Simona Halep fires coaches and will now go solo for future tournaments
Former World No. 1 Simona Halep has decided to fire her coaches Adrian Marcu and Daniel Dobre just days after her fourth-round exit at the 2022 Australian Open. She lost the game in three sets to Alize Cornet.
She joined hands with Romanians Adrian Marcu and Daniel Dobre last year after terminating a six-year long partnership with Australian coach Darren Cahill.
In an interview, the World No. 23 revealed that she will not be looking for another coach for the time being and wants to take sole responsibility for herself going forward.
“I confirm that I broke up with Mr. Marcu and Mr. Dobre, but I would not want to discuss why I chose that,” the World No. 23 said. “We didn’t argue. Nothing like that. We are and will remain friends. That’s how I felt it was better for me. I don’t have a coach and I’m not looking at the moment. It’s a period in which I want to take responsibility and develop as a person” Halep said.
“We didn’t argue. Nothing like that. We are and remain friends. That’s how I felt it was better for me. They know why I decided that, and that’s enough. [Via Treizecizero]
“I do not have a coach, I haven’t talked to any coach these days, and at the moment I don’t want to take a coach,” Halep said [via Treizecizero]
As a junior, Halep was coached by Ioan Stan in Constanta. She began working with Firicel Tomai in 2008. After five years, she switched coaches to Adrian Marcu, a former top 200 player. During this time, she also worked with Andrei Mlendea.

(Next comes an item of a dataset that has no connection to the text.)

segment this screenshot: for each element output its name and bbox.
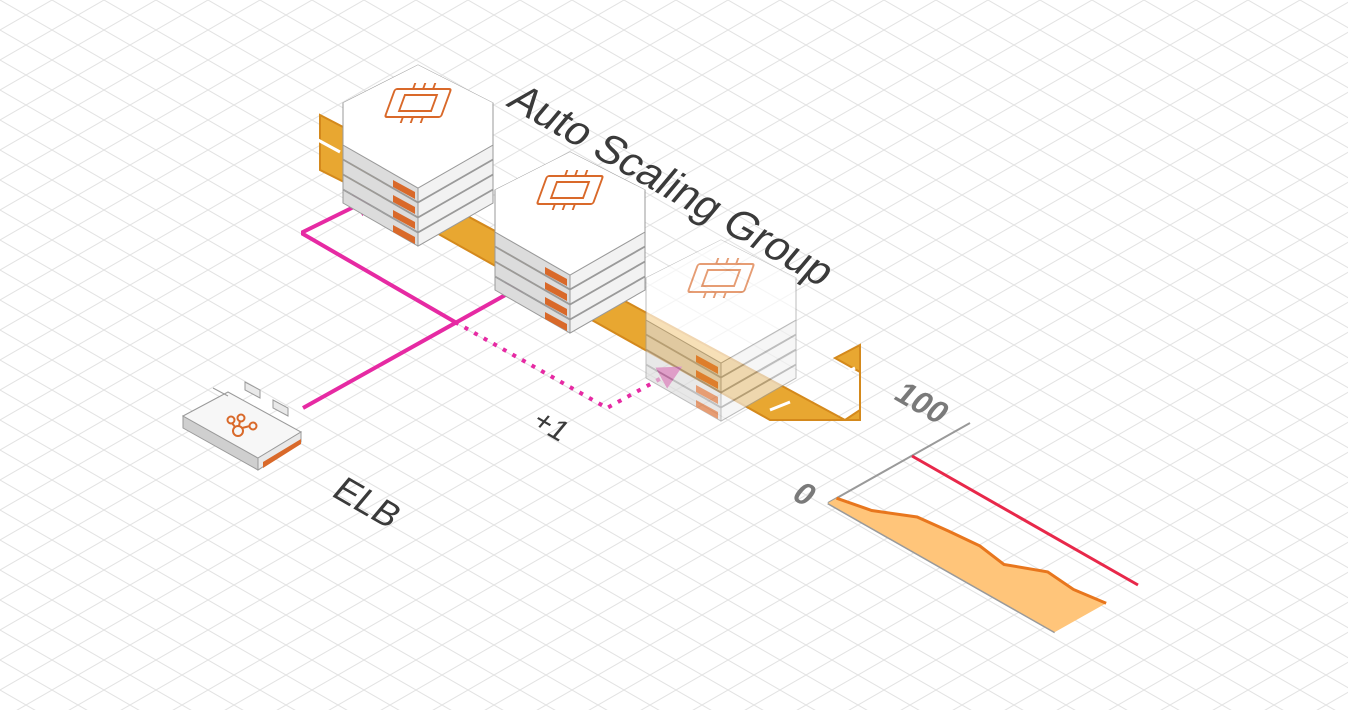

Despite having a breakthrough year with six titles in 2013, Halep left Marcu at the end of the season. She hired Wim Fissette, a former coach of Kim Clijsters, at the start of 2014. Fissette was the first coach she worked with who wasn’t Romanian. Under Fissette, Halep made her first Grand Slam final at the 2014 French Open.
She switched coaches at the end of the season to another Romanian coach, Victor Ionita, who was also a former top 200 player.

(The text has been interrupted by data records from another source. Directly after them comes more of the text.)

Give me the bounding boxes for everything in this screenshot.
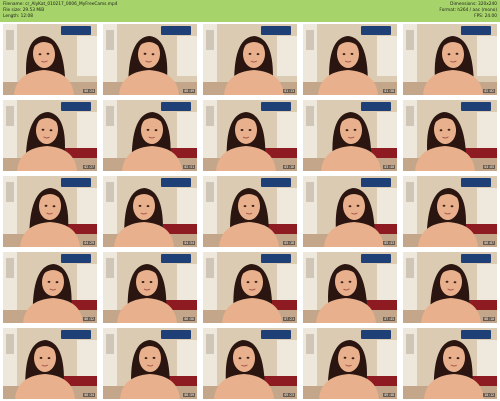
webcam-frame [403, 100, 497, 171]
webcam-frame [3, 328, 97, 399]
webcam-frame [3, 176, 97, 247]
video-thumbnail: 04:29 [3, 176, 97, 247]
length-text: Length: 12:08 [3, 14, 34, 19]
video-thumbnail: 04:54 [103, 176, 197, 247]
webcam-frame [303, 176, 397, 247]
contact-sheet: Filename: cr_AlyKat_010217_0006_MyFreeCa… [0, 0, 500, 401]
webcam-frame [203, 252, 297, 323]
video-thumbnail: 07:45 [303, 252, 397, 323]
timestamp-label: 03:16 [283, 165, 295, 169]
webcam-frame [3, 252, 97, 323]
timestamp-label: 06:07 [483, 241, 495, 245]
video-thumbnail: 00:49 [103, 24, 197, 95]
video-thumbnail: 06:32 [3, 252, 97, 323]
video-thumbnail: 08:34 [3, 328, 97, 399]
timestamp-label: 00:24 [83, 89, 95, 93]
video-thumbnail: 09:23 [203, 328, 297, 399]
video-thumbnail: 05:18 [203, 176, 297, 247]
timestamp-label: 09:48 [383, 393, 395, 397]
video-thumbnail: 04:05 [403, 100, 497, 171]
video-thumbnail: 00:24 [3, 24, 97, 95]
video-thumbnail: 07:21 [203, 252, 297, 323]
thumbnail-grid: 00:24 00:49 01:13 01:38 02:02 02:27 02:51 03:16… [3, 24, 498, 399]
timestamp-label: 06:32 [83, 317, 95, 321]
webcam-frame [203, 100, 297, 171]
video-thumbnail: 01:13 [203, 24, 297, 95]
timestamp-label: 08:34 [83, 393, 95, 397]
webcam-frame [403, 24, 497, 95]
timestamp-label: 08:59 [183, 393, 195, 397]
timestamp-label: 00:49 [183, 89, 195, 93]
timestamp-label: 06:56 [183, 317, 195, 321]
video-thumbnail: 08:59 [103, 328, 197, 399]
video-thumbnail: 02:02 [403, 24, 497, 95]
video-thumbnail: 01:38 [303, 24, 397, 95]
video-thumbnail: 05:43 [303, 176, 397, 247]
timestamp-label: 02:51 [183, 165, 195, 169]
video-thumbnail: 02:27 [3, 100, 97, 171]
webcam-frame [403, 252, 497, 323]
timestamp-label: 07:21 [283, 317, 295, 321]
timestamp-label: 01:13 [283, 89, 295, 93]
timestamp-label: 07:45 [383, 317, 395, 321]
timestamp-label: 04:29 [83, 241, 95, 245]
webcam-frame [303, 100, 397, 171]
webcam-frame [203, 176, 297, 247]
timestamp-label: 04:05 [483, 165, 495, 169]
webcam-frame [203, 328, 297, 399]
video-thumbnail: 06:07 [403, 176, 497, 247]
video-thumbnail: 02:51 [103, 100, 197, 171]
webcam-frame [103, 24, 197, 95]
fps-text: FPS: 24.00 [474, 14, 497, 19]
timestamp-label: 03:40 [383, 165, 395, 169]
timestamp-label: 09:23 [283, 393, 295, 397]
timestamp-label: 10:12 [483, 393, 495, 397]
webcam-frame [403, 176, 497, 247]
webcam-frame [103, 252, 197, 323]
video-thumbnail: 06:56 [103, 252, 197, 323]
video-thumbnail: 10:12 [403, 328, 497, 399]
webcam-frame [103, 176, 197, 247]
timestamp-label: 08:10 [483, 317, 495, 321]
webcam-frame [203, 24, 297, 95]
info-header: Filename: cr_AlyKat_010217_0006_MyFreeCa… [0, 0, 500, 22]
webcam-frame [303, 252, 397, 323]
timestamp-label: 05:43 [383, 241, 395, 245]
video-thumbnail: 09:48 [303, 328, 397, 399]
timestamp-label: 04:54 [183, 241, 195, 245]
webcam-frame [3, 100, 97, 171]
video-thumbnail: 03:16 [203, 100, 297, 171]
timestamp-label: 05:18 [283, 241, 295, 245]
webcam-frame [103, 328, 197, 399]
timestamp-label: 02:27 [83, 165, 95, 169]
webcam-frame [303, 24, 397, 95]
webcam-frame [303, 328, 397, 399]
timestamp-label: 02:02 [483, 89, 495, 93]
webcam-frame [103, 100, 197, 171]
webcam-frame [3, 24, 97, 95]
webcam-frame [403, 328, 497, 399]
video-thumbnail: 08:10 [403, 252, 497, 323]
timestamp-label: 01:38 [383, 89, 395, 93]
video-thumbnail: 03:40 [303, 100, 397, 171]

At the start of 2016, Halep began working with Darren Cahill, a former top 25 player from Australia. In three years with Cahill, Halep finished two seasons with the No. 1 ranking, reached three Grand Slam finals, and won her first Grand Slam title at the 2018 French Open.
Cahill left her team after the 2018 season to spend more time with his family. After beginning 2019 without a coach, Halep hired Romanian Daniel Dobre in March. Dobre had trained to be a coach under Gunther Bosch, the former coach of Boris Becker. With Dobre as her coach, Halep won her second Grand Slam title at 2019 Wimbledon.
Simona Halep will be back in action this month at the 2022 Dubai Duty-Free Tennis Championships, a WTA 500 event commencing on February 14. She will then travel to Doha, Qatar for a WTA 1000 tournament starting on February 20.
Having been sidelined last year due to injuries, the Romanian will be competing in the Middle East for the first time since 2020. She is a two-time champion in Dubai (2015, 2020) and lifted the trophy once in Doha in 2014 and will be looking to make it her third title this year.
She had been ranked world no.1 in singles twice between 2017 and 2019, for a total of 64 weeks, which ranks eleventh in the history of the WTA rankings. Halep was the year-end No. 1 in 2017 and 2018. From 2014 through 2021, she was ranked in the top 10 for 373 consecutive weeks, the eighth-longest streak in WTA history.
During this seven-year span, she finished each year ranked no lower than No. 4. She has won 23 WTA singles titles and has finished runner-up 18 times. Halep has won two Grand Slam singles titles at the 2018 French Open and the2019 Wimbledon Championships.
Simona Halep won her first title in 16 months at Melbourne saw her jump five places to 15th in the WTA rankings but the poor outing in Australia will push Halep to train harder before her next grand slam and all the match which come along the way.